Weilerswist und Nachbarn verbessern gemeinsam den Hochwasserschutz
Die Erfahrungen aus der Flutkatastrophe von 2021 sitzen in der Region tief. Deshalb arbeiten der Erftverband, drei Kreise und insgesamt 18 Kommunen seit vier Jahren in der Kooperation „hwsErft“ zusammen. Nun wurde eine Bilanz gezogen, wie der gemeinsame Schutz vor Hochwasser vorangekommen ist.
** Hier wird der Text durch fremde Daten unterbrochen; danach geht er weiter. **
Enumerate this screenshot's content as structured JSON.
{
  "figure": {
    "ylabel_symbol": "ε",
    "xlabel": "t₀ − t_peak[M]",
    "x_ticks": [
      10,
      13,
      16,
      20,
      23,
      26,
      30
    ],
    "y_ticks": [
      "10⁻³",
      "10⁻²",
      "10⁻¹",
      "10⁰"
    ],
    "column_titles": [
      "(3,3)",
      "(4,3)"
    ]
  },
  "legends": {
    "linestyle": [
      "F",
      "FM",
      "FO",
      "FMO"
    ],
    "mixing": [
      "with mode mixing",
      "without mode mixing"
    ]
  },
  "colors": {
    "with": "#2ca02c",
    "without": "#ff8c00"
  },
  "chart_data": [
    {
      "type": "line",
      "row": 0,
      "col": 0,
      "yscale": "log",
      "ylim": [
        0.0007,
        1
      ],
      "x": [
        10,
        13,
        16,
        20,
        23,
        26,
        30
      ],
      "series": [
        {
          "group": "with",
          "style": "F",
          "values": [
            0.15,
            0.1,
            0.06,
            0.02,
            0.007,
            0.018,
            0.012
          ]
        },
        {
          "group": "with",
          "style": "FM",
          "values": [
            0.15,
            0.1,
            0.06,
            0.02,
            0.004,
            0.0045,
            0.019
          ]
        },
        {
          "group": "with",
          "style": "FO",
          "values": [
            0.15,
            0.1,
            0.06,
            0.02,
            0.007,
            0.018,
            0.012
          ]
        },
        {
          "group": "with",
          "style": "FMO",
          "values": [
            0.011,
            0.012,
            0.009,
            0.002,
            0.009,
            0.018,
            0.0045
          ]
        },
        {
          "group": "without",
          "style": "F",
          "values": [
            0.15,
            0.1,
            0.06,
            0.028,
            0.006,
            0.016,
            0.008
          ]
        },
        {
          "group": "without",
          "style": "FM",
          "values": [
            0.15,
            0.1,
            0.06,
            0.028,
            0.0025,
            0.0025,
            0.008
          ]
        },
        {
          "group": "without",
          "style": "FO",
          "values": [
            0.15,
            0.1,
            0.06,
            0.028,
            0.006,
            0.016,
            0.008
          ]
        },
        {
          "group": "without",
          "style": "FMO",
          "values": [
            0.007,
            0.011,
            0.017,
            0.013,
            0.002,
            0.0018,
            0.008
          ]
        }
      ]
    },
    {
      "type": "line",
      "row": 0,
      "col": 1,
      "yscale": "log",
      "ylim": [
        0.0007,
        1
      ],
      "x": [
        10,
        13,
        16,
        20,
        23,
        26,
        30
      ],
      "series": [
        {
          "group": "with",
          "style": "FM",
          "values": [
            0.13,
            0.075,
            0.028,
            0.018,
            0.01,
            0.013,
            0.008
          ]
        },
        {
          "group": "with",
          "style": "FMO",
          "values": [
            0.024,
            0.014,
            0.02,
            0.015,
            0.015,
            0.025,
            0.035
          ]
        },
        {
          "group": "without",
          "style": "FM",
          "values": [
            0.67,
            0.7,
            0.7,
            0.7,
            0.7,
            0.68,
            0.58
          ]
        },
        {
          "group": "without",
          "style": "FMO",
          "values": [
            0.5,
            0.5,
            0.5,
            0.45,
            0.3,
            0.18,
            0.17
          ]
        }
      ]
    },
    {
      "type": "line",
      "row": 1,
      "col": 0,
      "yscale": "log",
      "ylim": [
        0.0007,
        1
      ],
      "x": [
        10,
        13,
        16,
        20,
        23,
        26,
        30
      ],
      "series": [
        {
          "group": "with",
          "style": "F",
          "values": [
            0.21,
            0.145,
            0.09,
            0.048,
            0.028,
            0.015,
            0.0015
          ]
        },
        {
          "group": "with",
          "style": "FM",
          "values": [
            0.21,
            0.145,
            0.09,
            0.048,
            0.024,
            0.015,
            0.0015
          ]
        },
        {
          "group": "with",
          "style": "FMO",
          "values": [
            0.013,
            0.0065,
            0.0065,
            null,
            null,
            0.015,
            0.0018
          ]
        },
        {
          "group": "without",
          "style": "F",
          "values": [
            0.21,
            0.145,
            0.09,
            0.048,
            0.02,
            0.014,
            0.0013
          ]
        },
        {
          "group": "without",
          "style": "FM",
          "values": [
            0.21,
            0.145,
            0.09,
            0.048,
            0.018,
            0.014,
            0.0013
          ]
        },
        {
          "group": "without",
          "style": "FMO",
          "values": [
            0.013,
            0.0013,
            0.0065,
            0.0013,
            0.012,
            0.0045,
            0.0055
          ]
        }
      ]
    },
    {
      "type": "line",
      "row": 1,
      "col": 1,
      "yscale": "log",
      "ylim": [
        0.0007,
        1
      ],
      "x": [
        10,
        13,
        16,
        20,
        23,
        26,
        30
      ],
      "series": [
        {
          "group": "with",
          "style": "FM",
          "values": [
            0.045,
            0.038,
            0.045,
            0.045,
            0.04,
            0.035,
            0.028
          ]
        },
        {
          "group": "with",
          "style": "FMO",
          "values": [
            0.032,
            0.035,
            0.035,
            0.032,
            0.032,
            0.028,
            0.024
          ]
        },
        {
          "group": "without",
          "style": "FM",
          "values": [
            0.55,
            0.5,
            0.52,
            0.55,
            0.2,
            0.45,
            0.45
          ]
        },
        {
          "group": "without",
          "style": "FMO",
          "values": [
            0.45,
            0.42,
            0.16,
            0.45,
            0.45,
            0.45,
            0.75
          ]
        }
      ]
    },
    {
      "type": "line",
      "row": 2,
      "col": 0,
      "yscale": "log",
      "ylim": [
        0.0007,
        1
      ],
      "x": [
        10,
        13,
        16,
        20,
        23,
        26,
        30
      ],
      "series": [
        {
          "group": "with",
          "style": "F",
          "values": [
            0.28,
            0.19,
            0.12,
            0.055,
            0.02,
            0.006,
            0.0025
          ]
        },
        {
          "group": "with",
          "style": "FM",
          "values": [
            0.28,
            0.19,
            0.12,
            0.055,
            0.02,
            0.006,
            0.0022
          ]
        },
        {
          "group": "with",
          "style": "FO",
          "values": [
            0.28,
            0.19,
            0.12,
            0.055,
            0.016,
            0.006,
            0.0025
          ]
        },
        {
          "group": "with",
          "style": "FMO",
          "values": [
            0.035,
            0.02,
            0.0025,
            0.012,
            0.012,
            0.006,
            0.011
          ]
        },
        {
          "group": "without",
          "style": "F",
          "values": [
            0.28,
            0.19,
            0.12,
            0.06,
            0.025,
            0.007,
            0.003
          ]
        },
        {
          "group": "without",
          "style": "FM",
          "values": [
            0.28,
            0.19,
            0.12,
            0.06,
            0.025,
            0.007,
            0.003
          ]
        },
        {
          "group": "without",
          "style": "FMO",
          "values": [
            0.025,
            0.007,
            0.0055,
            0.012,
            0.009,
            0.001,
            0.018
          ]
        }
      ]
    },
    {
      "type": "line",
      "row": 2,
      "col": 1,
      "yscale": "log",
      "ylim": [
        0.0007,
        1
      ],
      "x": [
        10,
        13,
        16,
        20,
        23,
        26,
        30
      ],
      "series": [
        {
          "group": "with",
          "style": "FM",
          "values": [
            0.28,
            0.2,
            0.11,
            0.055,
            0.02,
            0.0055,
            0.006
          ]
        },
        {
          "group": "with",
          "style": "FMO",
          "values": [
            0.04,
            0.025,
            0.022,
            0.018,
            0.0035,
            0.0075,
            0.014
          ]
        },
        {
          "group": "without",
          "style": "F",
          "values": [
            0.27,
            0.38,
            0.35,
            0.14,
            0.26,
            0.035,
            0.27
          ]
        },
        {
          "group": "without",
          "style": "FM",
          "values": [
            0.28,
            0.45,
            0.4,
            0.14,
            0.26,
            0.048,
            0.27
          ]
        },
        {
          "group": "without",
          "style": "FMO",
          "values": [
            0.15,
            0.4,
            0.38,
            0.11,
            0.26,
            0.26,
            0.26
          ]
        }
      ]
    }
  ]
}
Ein zentraler Punkt ist das Informationssystem HOWIS. Durch eine neue Vereinbarung werden Daten zu Hochwassern jetzt in Echtzeit gemeinsam ausgewertet. Das hilft dabei, schneller Entscheidungen zu treffen und präzisere Warnungen an die Menschen herauszugeben. Dass das System funktioniert, zeigte sich bereits beim Hochwasser an der Swist im Mai 2025.
Zusätzlich wird die Technik im Feld ausgebaut. Im Projekt „Rivercast“ werden immer mehr Pegel und Sensoren installiert. So entsteht ein dichtes Netz, auf dessen Daten alle beteiligten Gemeinden zugreifen können. Das macht die Warnungen transparenter und schneller.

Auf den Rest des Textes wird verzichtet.